Society

AMERICAN EXPERIENCE
Summer of Love

 

In the summer of 1967, thousands of young people from across the country flocked to San Francisco’s Haight-Ashbury district to join in the hippie experience, only to discover that what they had come for was already disappearing. By 1968 the celebration of free love, music and an alternative lifestyle had descended into a maelstrom of drug abuse, broken dreams and occasional violence. Through interviews with a broad range of individuals who lived through the summer of love, as well as police officers walking the beat, teenage runaways who left home without looking back, non-hippie residents who resented the invasion of their community and scholars who still have difficulty interpreting the phenomenon – this presentation offers a complex portrait of the notorious event that many consider the peak of the 1960s counter-culture movement.

 

INDEPENDENT LENS
Real Boy

 

This film tells the coming-of-age story of Bennett, a trans teenager with dreams of musical stardom. During the first two years of his gender transition, as Bennett works to repair a strained relationship with his family, he is taken under the wing of his friend and musical hero, celebrated trans folk singer Joe Stevens.

 

The Making of a Lady

 

This is the story of the educated but penniless Emily (Lydia Wilson).
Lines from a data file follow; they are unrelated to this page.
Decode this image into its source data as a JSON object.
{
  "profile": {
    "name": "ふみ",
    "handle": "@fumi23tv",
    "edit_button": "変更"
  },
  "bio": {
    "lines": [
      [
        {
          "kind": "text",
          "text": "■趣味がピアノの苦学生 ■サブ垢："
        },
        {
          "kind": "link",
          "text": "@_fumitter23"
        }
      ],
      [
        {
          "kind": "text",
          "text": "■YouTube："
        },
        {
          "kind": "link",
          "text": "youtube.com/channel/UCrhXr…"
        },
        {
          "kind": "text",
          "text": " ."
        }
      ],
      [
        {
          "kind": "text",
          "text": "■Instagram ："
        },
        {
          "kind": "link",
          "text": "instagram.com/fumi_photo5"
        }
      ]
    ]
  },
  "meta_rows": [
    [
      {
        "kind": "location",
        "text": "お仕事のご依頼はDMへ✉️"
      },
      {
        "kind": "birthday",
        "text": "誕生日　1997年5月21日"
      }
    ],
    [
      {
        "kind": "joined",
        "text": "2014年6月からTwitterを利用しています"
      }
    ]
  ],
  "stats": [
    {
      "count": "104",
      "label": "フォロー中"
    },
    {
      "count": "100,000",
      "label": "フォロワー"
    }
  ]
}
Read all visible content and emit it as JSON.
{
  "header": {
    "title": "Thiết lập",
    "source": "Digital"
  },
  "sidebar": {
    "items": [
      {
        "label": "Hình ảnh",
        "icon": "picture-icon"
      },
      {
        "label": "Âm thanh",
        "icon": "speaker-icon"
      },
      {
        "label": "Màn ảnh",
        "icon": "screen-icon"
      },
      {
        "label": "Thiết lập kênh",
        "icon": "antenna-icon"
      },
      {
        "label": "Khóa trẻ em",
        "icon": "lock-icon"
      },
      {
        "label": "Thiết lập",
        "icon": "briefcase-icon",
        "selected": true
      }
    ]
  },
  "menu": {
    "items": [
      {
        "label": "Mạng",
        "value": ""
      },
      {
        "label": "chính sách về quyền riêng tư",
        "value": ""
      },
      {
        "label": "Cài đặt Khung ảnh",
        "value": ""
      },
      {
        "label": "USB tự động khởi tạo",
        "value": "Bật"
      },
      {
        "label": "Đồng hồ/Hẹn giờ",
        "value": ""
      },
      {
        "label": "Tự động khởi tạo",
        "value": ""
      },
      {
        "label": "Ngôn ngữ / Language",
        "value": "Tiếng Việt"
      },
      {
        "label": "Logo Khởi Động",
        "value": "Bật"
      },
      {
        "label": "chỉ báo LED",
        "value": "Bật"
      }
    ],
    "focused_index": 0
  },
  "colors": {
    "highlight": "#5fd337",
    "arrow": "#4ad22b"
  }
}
During her duties as a lady’s companion for Lady Maria (Joanna Lumley), she meets her employer’s wealthy widower nephew, Lord James Walderhurst (Linus Roache). Accepting his practical if unromantic marriage proposal, Emily finds solace in the company of Walderhurst’s nephew Alec Osborn (James D’Arcy) and his glamorous wife, Hester (Hasina Haque), after Lord James leaves to rejoin his regiment. Emily, alone with the Osborns, increasingly comes under their control and begins to fear for her life. Based on the 1901 novel The Making of a Marchioness by celebrated writer Frances Hodgson Burnett.

 

AMERICAN EXPERIENCE
Grand Coulee Dam

 

Grand Coulee was more than a dam – it was a proclamation. In the wake of the Great Depression, America turned from private enterprise to public works, not simply to provide jobs, but to restore faith. The ultimate expression of Franklin Roosevelt’s New Deal, Grand Coulee played a central role in transforming the Northwest; it was the largest hydroelectric power-producing facility in the world when it was completed in March 1941. After WWII, a vast irrigation project made possible by the dam helped turn the barren deserts of central Washington into rich farmland. But the dam prevented access to one of the greatest salmon rivers in the world. Deprived of the salmon, their most important resource, the native people who lived along the Columbia experienced a profound cultural decline. Featuring the men and women who lived and worked at Grand Coulee and the native people whose lives were changed, as well as historians and engineers, this film explores how the tension between technological achievement and environmental impact hangs over the project’s legacy.

 

FRONTLINE
Last Days of Solitary

 

Follow what happens to recently released prisoners when they go from solitary to the streets. With extraordinary access to the Maine State Prison, the film examines the long-term effects of solitary confinement and efforts to reduce its use.

 

INSIGHTS ON PBS HAWAI‘I
Are We Doing Right by Hawai‘i’s Veterans?

 

Hawai‘i’s roughly 117,000 veterans are entitled to an array of benefits, including heath care, social services and educational assistance. In 2014, an audit of the U.S. Department of Veterans Affairs pointed to delays in claims processing nationwide, but the Veterans Affairs office in Honolulu has already started taking steps to remedy the situation. Are our veterans getting timely access to the benefits they’ve been promised? Malia Mattoch hosts the discussion.

A PATH APPEARS
Part 3 of 3

 

Join New York Times reporter Nicholas Kristof, Mia Farrow and Ronan Farrow as they meet activists fighting for women’s rights in Kenya.

 

A PATH APPEARS
Part 2 of 3

 

Join New York Times reporter Nicholas Kristof, Jennifer Garner, Eva Longoria and Alfre Woodard as they meet activists fighting for women’s rights in West Virginia, Colombia and Haiti.

AMERICAN EXPERIENCE
Klansville, U.S.A.

 

Investigate the reasons North Carolina, long seen as the most progressive state in the South, became home to the largest Klan organization in the country, with more members than all the other Southern states combined, during the 1960s.

 

 

 

 

INDEPENDENT LENS
Evolution of a Criminal

 

Years ago, 16-year-old honor student Darius Clark Monroe was arrested for robbing a Bank of America. Seventeen years after serving his sentence, Monroe returns to his childhood home and encounters the people affected by the robbery: his family, victims at the bank and his partners in crime. In this emotionally compelling documentary, Darius, now 33, turns the camera on a past he deeply regrets and tries to make the audience understand how he came to make the decision he made without providing excuses for his actions.